Search off Scarborough after crewless yacht runs aground
by The Guardian and Sail-World on 17 May 2017
Don’t Panic is towed by a lifeboat after it was found off Scarborough’s West Pier. Dave Barry/RNLI/PA
Emergency services are scouring the coastline around Scarborough in north-east England after a yacht with no crew ran aground near the town early on Tuesday 16 May. The yacht, named Don’t Panic and with two on board, left Scarborough around 5.30pm Monday evening. A local fishing crew reported seeing the boat aground off the West Pier some 11 hours later.
Almost a year ago, the same vessel prompted a warning to fellow sailors over its lack of radio and safety equipment after its skipper telephoned for help over engine failure. Lifeboat services have criticised as “irresponsible and thoughtless” owners of a yacht that was abandoned off the coast of Scarborough after it suffered mechanical failure. The boat, called Don’t Panic, left Scarborough on Monday evening and was spotted off the town’s west pier early on Tuesday morning with no sign of its crew, the Maritime and Coastguard Agency (MCA) said.
The MCA then launched an extensive sea and coast search involving lifeboats and a helicopter after attempts to contact the boat’s owner failed. The search was called off when one of the boat’s two crew members heard media appeals for their whereabouts and contacted the authorities, telling them they were safe.
John Senior, the Royal National Lifeboat Institution (RNLI) Scarborough operations manager, said the operation had involved around 80 people and cost tens of thousands of pounds.
“We were delighted that there were no casualties and that they were found safe,” he said. “However, as a result of their irresponsibility and thoughtlessness, an awful lot of people were put at unneccessary risk this morning during the early hours when [we] mounted a complex search along the North Yorkshire coast.
“When we launch helicopters and lifeboats and coastguards on to the rocks it is always dangerous … Had the individuals involved made a couple of simple, thoughtful calls when they got in, instead of just dumping their boat on the rocks, all that could have been so easily avoided.”
An MCA spokesman said: “The search and rescue operation launched this morning after a yacht was reported run aground has ended.
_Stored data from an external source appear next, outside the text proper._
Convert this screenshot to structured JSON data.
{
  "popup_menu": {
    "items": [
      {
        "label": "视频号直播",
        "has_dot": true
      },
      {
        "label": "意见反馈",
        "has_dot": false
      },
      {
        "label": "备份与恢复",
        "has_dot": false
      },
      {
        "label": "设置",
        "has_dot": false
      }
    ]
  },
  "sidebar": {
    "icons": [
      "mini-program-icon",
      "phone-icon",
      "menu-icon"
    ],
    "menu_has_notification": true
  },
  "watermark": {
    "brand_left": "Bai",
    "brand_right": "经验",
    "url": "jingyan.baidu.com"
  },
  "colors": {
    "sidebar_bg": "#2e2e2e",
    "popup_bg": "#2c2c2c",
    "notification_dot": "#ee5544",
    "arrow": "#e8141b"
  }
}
We are satisfied that the crew is not at sea but are unable to confirm that both have been spoken to. We always advise anyone who finds themselves in trouble at sea or at the coast calls 999 and ask for the Coastguard.”
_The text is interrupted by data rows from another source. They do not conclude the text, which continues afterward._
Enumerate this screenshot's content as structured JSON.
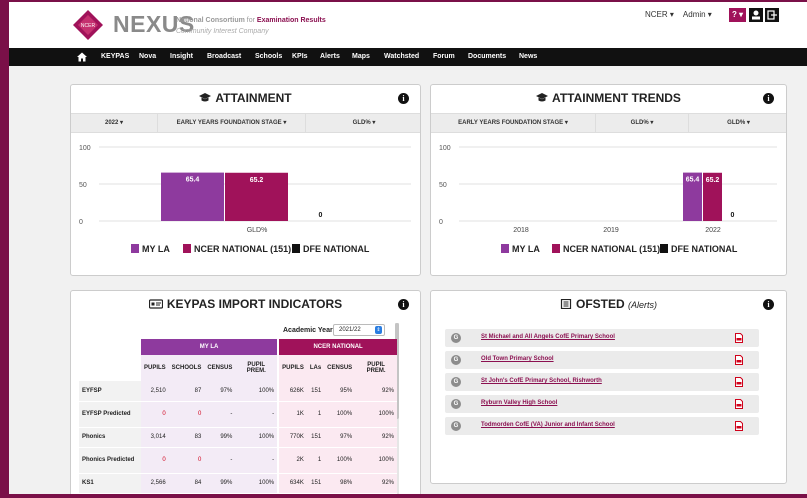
{
  "header": {
    "brand": "NEXUS",
    "logo_text": "NCER",
    "org_line1_a": "National Consortium",
    "org_line1_b": "for",
    "org_line1_c": "Examination Results",
    "org_line2": "Community Interest Company",
    "account_org": "NCER ▾",
    "account_user": "Admin ▾",
    "help_label": "? ▾",
    "user_icon": "user-icon",
    "logout_icon": "logout-icon",
    "colors": {
      "accent": "#8b1050",
      "help": "#a0125a"
    }
  },
  "nav": {
    "home_icon": "home-icon",
    "items": [
      "KEYPAS",
      "Nova",
      "Insight",
      "Broadcast",
      "Schools",
      "KPIs",
      "Alerts",
      "Maps",
      "Watchsted",
      "Forum",
      "Documents",
      "News"
    ]
  },
  "attainment": {
    "title": "ATTAINMENT",
    "filters": [
      "2022 ▾",
      "EARLY YEARS FOUNDATION STAGE ▾",
      "GLD% ▾"
    ],
    "chart_data": {
      "type": "bar",
      "categories": [
        "GLD%"
      ],
      "series": [
        {
          "name": "MY LA",
          "values": [
            65.4
          ],
          "color": "#8e3a9e"
        },
        {
          "name": "NCER NATIONAL (151)",
          "values": [
            65.2
          ],
          "color": "#a0125a"
        },
        {
          "name": "DFE NATIONAL",
          "values": [
            0
          ],
          "color": "#111111"
        }
      ],
      "ylim": [
        0,
        100
      ],
      "yticks": [
        "100",
        "50",
        "0"
      ],
      "data_labels": [
        "65.4",
        "65.2",
        "0"
      ],
      "grid": true,
      "legend": "bottom"
    }
  },
  "trends": {
    "title": "ATTAINMENT TRENDS",
    "filters": [
      "EARLY YEARS FOUNDATION STAGE ▾",
      "GLD% ▾",
      "GLD% ▾"
    ],
    "chart_data": {
      "type": "bar",
      "categories": [
        "2018",
        "2019",
        "2022"
      ],
      "series": [
        {
          "name": "MY LA",
          "values": [
            null,
            null,
            65.4
          ],
          "color": "#8e3a9e"
        },
        {
          "name": "NCER NATIONAL (151)",
          "values": [
            null,
            null,
            65.2
          ],
          "color": "#a0125a"
        },
        {
          "name": "DFE NATIONAL",
          "values": [
            null,
            null,
            0
          ],
          "color": "#111111"
        }
      ],
      "ylim": [
        0,
        100
      ],
      "yticks": [
        "100",
        "50",
        "0"
      ],
      "data_labels": [
        "65.4",
        "65.2",
        "0"
      ],
      "grid": true,
      "legend": "bottom"
    }
  },
  "keypas": {
    "title": "KEYPAS IMPORT INDICATORS",
    "academic_year_label": "Academic Year:",
    "academic_year_value": "2021/22",
    "group_myla": "MY LA",
    "group_ncer": "NCER NATIONAL",
    "columns": [
      "PUPILS",
      "SCHOOLS",
      "CENSUS",
      "PUPIL PREM.",
      "PUPILS",
      "LAs",
      "CENSUS",
      "PUPIL PREM."
    ],
    "rows": [
      {
        "label": "EYFSP",
        "cells": [
          "2,510",
          "87",
          "97%",
          "100%",
          "626K",
          "151",
          "95%",
          "92%"
        ]
      },
      {
        "label": "EYFSP Predicted",
        "cells": [
          "0",
          "0",
          "-",
          "-",
          "1K",
          "1",
          "100%",
          "100%"
        ]
      },
      {
        "label": "Phonics",
        "cells": [
          "3,014",
          "83",
          "99%",
          "100%",
          "770K",
          "151",
          "97%",
          "92%"
        ]
      },
      {
        "label": "Phonics Predicted",
        "cells": [
          "0",
          "0",
          "-",
          "-",
          "2K",
          "1",
          "100%",
          "100%"
        ]
      },
      {
        "label": "KS1",
        "cells": [
          "2,566",
          "84",
          "99%",
          "100%",
          "634K",
          "151",
          "98%",
          "92%"
        ]
      }
    ],
    "colors": {
      "myla": "#8e3a9e",
      "ncer": "#a0125a"
    }
  },
  "ofsted": {
    "title": "OFSTED",
    "subtitle": "(Alerts)",
    "badge": "G",
    "schools": [
      "St Michael and All Angels CofE Primary School",
      "Old Town Primary School",
      "St John's CofE Primary School, Rishworth",
      "Ryburn Valley High School",
      "Todmorden CofE (VA) Junior and Infant School"
    ]
  }
}
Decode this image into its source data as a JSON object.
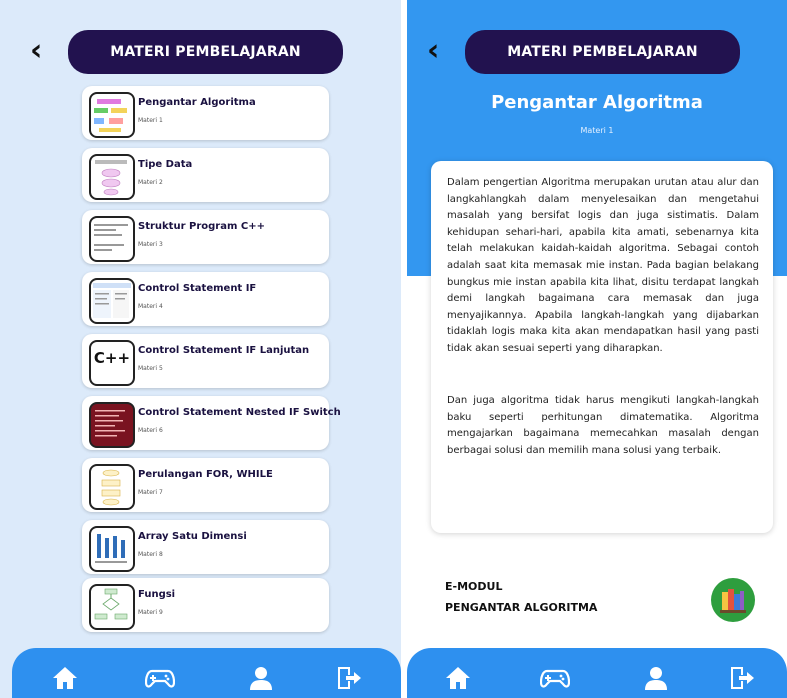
{
  "left": {
    "header_title": "MATERI PEMBELAJARAN",
    "back_label": "‹",
    "items": [
      {
        "title": "Pengantar Algoritma",
        "subtitle": "Materi 1"
      },
      {
        "title": "Tipe Data",
        "subtitle": "Materi 2"
      },
      {
        "title": "Struktur Program C++",
        "subtitle": "Materi 3"
      },
      {
        "title": "Control Statement IF",
        "subtitle": "Materi 4"
      },
      {
        "title": "Control Statement IF Lanjutan",
        "subtitle": "Materi 5"
      },
      {
        "title": "Control Statement Nested IF Switch",
        "subtitle": "Materi 6"
      },
      {
        "title": "Perulangan FOR, WHILE",
        "subtitle": "Materi 7"
      },
      {
        "title": "Array Satu Dimensi",
        "subtitle": "Materi 8"
      },
      {
        "title": "Fungsi",
        "subtitle": "Materi 9"
      }
    ],
    "thumb_cpp_text": "C++"
  },
  "right": {
    "header_title": "MATERI PEMBELAJARAN",
    "back_label": "‹",
    "page_title": "Pengantar Algoritma",
    "page_subtitle": "Materi 1",
    "paragraph1": "Dalam pengertian Algoritma merupakan urutan atau alur dan langkahlangkah dalam menyelesaikan dan mengetahui masalah yang bersifat logis dan juga sistimatis. Dalam kehidupan sehari-hari, apabila kita amati, sebenarnya kita telah melakukan kaidah-kaidah algoritma. Sebagai contoh adalah saat kita memasak mie instan. Pada bagian belakang bungkus mie instan apabila kita lihat, disitu terdapat langkah demi langkah bagaimana cara memasak dan juga menyajikannya. Apabila langkah-langkah yang dijabarkan tidaklah logis maka kita akan mendapatkan hasil yang pasti tidak akan sesuai seperti yang diharapkan.",
    "paragraph2": "Dan juga algoritma tidak harus mengikuti langkah-langkah baku seperti perhitungan dimatematika. Algoritma mengajarkan bagaimana memecahkan masalah dengan berbagai solusi dan memilih mana solusi yang terbaik.",
    "footer_line1": "E-MODUL",
    "footer_line2": "PENGANTAR ALGORITMA"
  },
  "nav": [
    "home-icon",
    "gamepad-icon",
    "user-icon",
    "exit-icon"
  ],
  "colors": {
    "header": "#22124f",
    "nav": "#2e90ef",
    "band": "#3397f0",
    "left_bg": "#dceafa"
  }
}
In June last year, Don’t Panic also ran into difficulty off Scarborough when its engine failed. A lifeboat was called out and found the small boat a mile and a half east of the harbour after the skipper phoned 999. The RNLI said at the time the vessel was found with no lights, no VHF radio, no GPS, and no flares, prompting a warning to other sailors.
Dave Barry, a Scarborough RNLI volunteer, said it was imperative that any leisure craft putting out to sea should have a fully functional marine radio and a flare. “We always recommend that people have a means of sending out a distress call other than a mobile phone, which should only be used as a backup,” he said.
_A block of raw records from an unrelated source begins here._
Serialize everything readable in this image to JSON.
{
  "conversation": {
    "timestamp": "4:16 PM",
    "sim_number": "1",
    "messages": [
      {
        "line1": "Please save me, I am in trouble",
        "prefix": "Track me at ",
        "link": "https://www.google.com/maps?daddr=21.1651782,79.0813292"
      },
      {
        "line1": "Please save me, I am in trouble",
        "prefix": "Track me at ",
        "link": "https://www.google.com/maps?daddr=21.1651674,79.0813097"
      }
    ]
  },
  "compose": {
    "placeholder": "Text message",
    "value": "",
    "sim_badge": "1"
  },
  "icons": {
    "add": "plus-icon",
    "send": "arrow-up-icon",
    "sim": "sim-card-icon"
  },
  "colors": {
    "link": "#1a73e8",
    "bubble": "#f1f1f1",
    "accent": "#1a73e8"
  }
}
An MCA spokesman said the blue and white yacht had left Scarborough at around 5.30pm on Monday and its departure from the harbour had been captured on CCTV. He said that at 4.20am on Tuesday a fishing vessel crew reported to the coastguard that they had seen the yacht run aground off West Pier.
A spokesman for Scarborough RNLI said lifeboats were launched just before 6am. He said: “No one was on the yacht, which was boarded and towed back to the harbour by the Shannon all-weather lifeboat, which had a crew of five. The inshore lifeboat (ILB) and coastguards searched several miles of shoreline for the yacht crew, assisted by the coastguards’ Sikorsky search-and-rescue helicopter. The police were also involved in the search.”
The ILB searched the coast from Burniston in the north to Cayton Bay in the south, but nothing was found and it was stood down at 9.25am.
Senior said he thought it unlikely that the boat would be fit to sail again. “We haven’t seen her in low tide yet, but I suspect she is probably not salvageable,” he said. “She’s in a watery grave,” said Barry. “The mast is off and she looks beyond repair, but you’d never say never.”